Something happened, and I'm not sure when, but one day I stopped playing. I stopped singing. I stopped writing. I became uninspired.

Over the next few years I would attempt to pick it up again and play, only to be discouraged because I couldn't even remember my own songs. Meanwhile Drew was writing new songs left and right and I became quite jealous and told him so. He said I just couldn't give up and had to keep playing and trying to write...I didn't like that answer because in the past I didn't need to be told this--songs and things just happened...I didn't force it. They used to just come. So when I would sit and try to write things nothing would come and I would just become depressed...and then came to the conclusion I had nothing to write about and my guitar playing days were a phase. This, of course, is ridiculous but that is the way I've been thinking for the past few years.
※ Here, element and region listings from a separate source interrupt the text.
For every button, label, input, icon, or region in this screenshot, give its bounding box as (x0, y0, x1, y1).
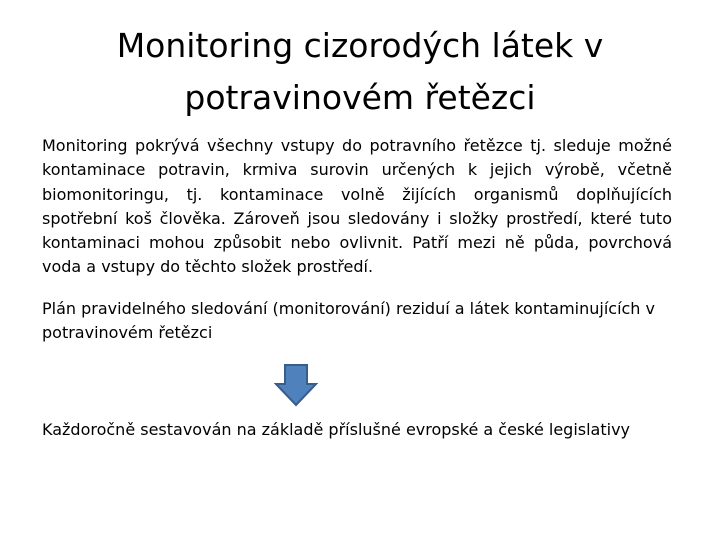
down-arrow-icon-svg (274, 363, 318, 407)
paragraph-monitoring-scope: Monitoring pokrývá všechny vstupy do potravního řetězce tj. sleduje možné kontaminace potravin, krmiva surovin určených k jejich výrobě, včetně biomonitoringu, tj. kontaminace volně žijících organismů doplňujících spotřební koš člověka. Zároveň jsou sledovány i složky prostředí, které tuto kontaminaci mohou způsobit nebo ovlivnit. Patří mezi ně půda, povrchová voda a vstupy do těchto složek prostředí. (42, 136, 672, 277)
down-arrow-icon (274, 363, 318, 407)
slide-title: Monitoring cizorodých látek v potravinovém řetězci (116, 26, 604, 117)
paragraph-monitoring-plan: Plán pravidelného sledování (monitorování) reziduí a látek kontaminujících v potravinovém řetězci (42, 299, 655, 343)
paragraph-annual-compilation: Každoročně sestavován na základě příslušné evropské a české legislativy (42, 420, 631, 439)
Today I picked up my beautiful, dusty guitar. My fingertips, callouses gone and way tender, felt that love again. I felt that feeling that I've been waiting for...for three years now...I have been waiting. I want to make those callouses come back and I want to sing and write and play and feel my true love for music again.


I recorded this in our sunroom at our house.
You can hear the traffic from outside.
You can't even hear what chords I'm playing.
I did it in one take, in one sitting, did a second vocal track, it's not finished.
It's just an over all absolutely terrible recording in "garage band"
...but you have no idea how much joy I got from it.

To play and sing again gives me a kind of hope.

I hope that this feeling stays forever this time...I've missed it so much.